Open XML SDK class structure

March 27, 2012 by Vincent

I’ve gotten a few questions on the class structure of the Open XML SDK. There are articles on Open XML itself, where you work directly with XML files and tags, and zip them up yourself. Basically you work with WordprocessingML (Word), SpreadsheetML (Excel), PresentationML (PowerPoint) and possibly DrawingML (for images and stuff). Eric White did a lot of stuff on this.

There are also articles on the use of Open XML SDK itself. However, the articles I’ve found tend to give you code samples and some explanation of why you do those things, but didn’t really explain the deep “why”.

The fundamental question I was asked was “How are the Open XML SDK classes related to each other?“. A related question is “Why do I have to use that particular class?”.

While I’m familiar with the spreadsheet portion of the SDK, I believe the general class structure applies to the WordprocessingML and PresentationML parts too. So I’ll use the SpreadsheetML part as the example.

I also didn’t find any article giving names to the class categories I’m going to tell you, so I’m going to make up my own. If there’s an official Microsoft article on this, let me know. Generally speaking, there are 4 types of SDK classes:

  • Relationship Part Classes (henceforth referred to as RPCs)
  • Root Classes (henceforth referred to as RCs)
  • Content Classes (henceforth referred to as CCs)
  • Special Classes

Before I continue, keep in mind that Open XML documents are basically a bunch of XML files zipped together. Just like a relational database, certain XML files are related to each other (just like certain database tables are related to each other). Which brings us to the first type of class.

Relationship Part Classes

RPCs are the glue that holds certain SDK classes together. They are most easily recognisable by their class type name. For example, WorkbookPart and WorksheetPart.

However, not all SDK classes with names that end with “Part” are RPCs. For example, TablePart is not an RPC (it’s actually a Content Class). The corresponding RPC is actually TableDefinitionPart.

The most important part of an RPC is that it carries a relationship ID, and this relationship ID is used to tie relevant classes together.
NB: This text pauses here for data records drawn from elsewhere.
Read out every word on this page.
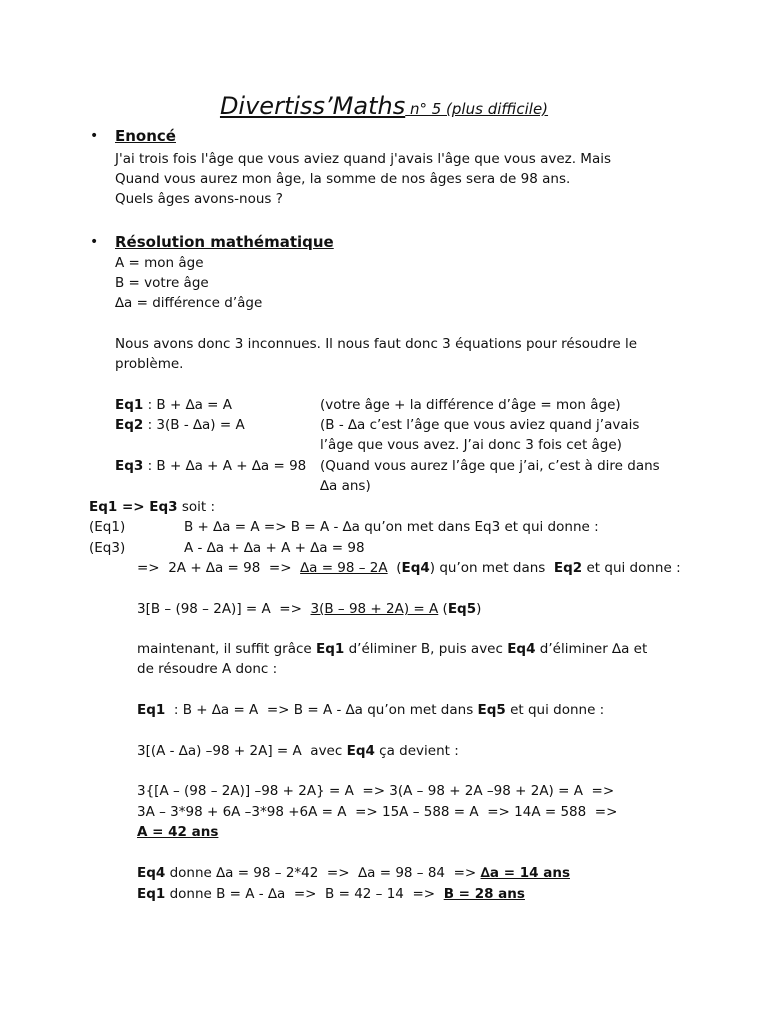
Divertiss’Maths n° 5 (plus difficile)
• Enoncé
J'ai trois fois l'âge que vous aviez quand j'avais l'âge que vous avez. Mais
Quand vous aurez mon âge, la somme de nos âges sera de 98 ans.
Quels âges avons-nous ?
• Résolution mathématique
A = mon âge
B = votre âge
∆a = différence d’âge
Nous avons donc 3 inconnues. Il nous faut donc 3 équations pour résoudre le
problème.
Eq1 : B + ∆a = A	(votre âge + la différence d’âge = mon âge)
Eq2 : 3(B - ∆a) = A	(B - ∆a c’est l’âge que vous aviez quand j’avais
l’âge que vous avez. J’ai donc 3 fois cet âge)
Eq3 : B + ∆a + A + ∆a = 98 (Quand vous aurez l’âge que j’ai, c’est à dire dans
∆a ans)
Eq1 => Eq3 soit :
(Eq1)	B + ∆a = A => B = A - ∆a qu’on met dans Eq3 et qui donne :
(Eq3)	A - ∆a + ∆a + A + ∆a = 98
=>  2A + ∆a = 98  =>  ∆a = 98 – 2A  (Eq4) qu’on met dans  Eq2 et qui donne :
3[B – (98 – 2A)] = A  =>  3(B – 98 + 2A) = A (Eq5)
maintenant, il suffit grâce Eq1 d’éliminer B, puis avec Eq4 d’éliminer ∆a et
de résoudre A donc :
Eq1  : B + ∆a = A  => B = A - ∆a qu’on met dans Eq5 et qui donne :
3[(A - ∆a) –98 + 2A] = A  avec Eq4 ça devient :
3{[A – (98 – 2A)] –98 + 2A} = A  => 3(A – 98 + 2A –98 + 2A) = A  =>
3A – 3*98 + 6A –3*98 +6A = A  => 15A – 588 = A  => 14A = 588  =>
A = 42 ans
Eq4 donne ∆a = 98 – 2*42  =>  ∆a = 98 – 84  => ∆a = 14 ans
Eq1 donne B = A - ∆a  =>  B = 42 – 14  =>  B = 28 ans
An RPC is also different in that it has as a property, a Root Class.

Root Classes

Remember that Open XML documents are a bunch of XML files zipped together? Well, an RC represents one of those XML files.

For example, the RPC WorksheetPart has as its RC, the Worksheet class. The Worksheet class holds information that basically translates into an XML file, typically sheet1.xml (and sheet2.xml and so on). The Worksheet class contains your worksheet cell data information.

Content Classes

If RCs represent an XML file, then CCs are basically XML tags.

For example, the Worksheet class contains the SheetData class, which contains the Row class(es), which in turn contains the Cell class(es). The corresponding XML tags are “worksheet”, “sheetData”, “row” and “c”.

Yes, an RC represents an XML file, and also translates to be the first XML tag of that XML file. That’s why it’s called a Root Class, because it also represents the root element (of the underlying XML structure/document).

Special Classes

These aren’t really that special. As far as I know, there are only 3 classes under this category: WordprocessingDocument, SpreadsheetDocument and PresentationDocument.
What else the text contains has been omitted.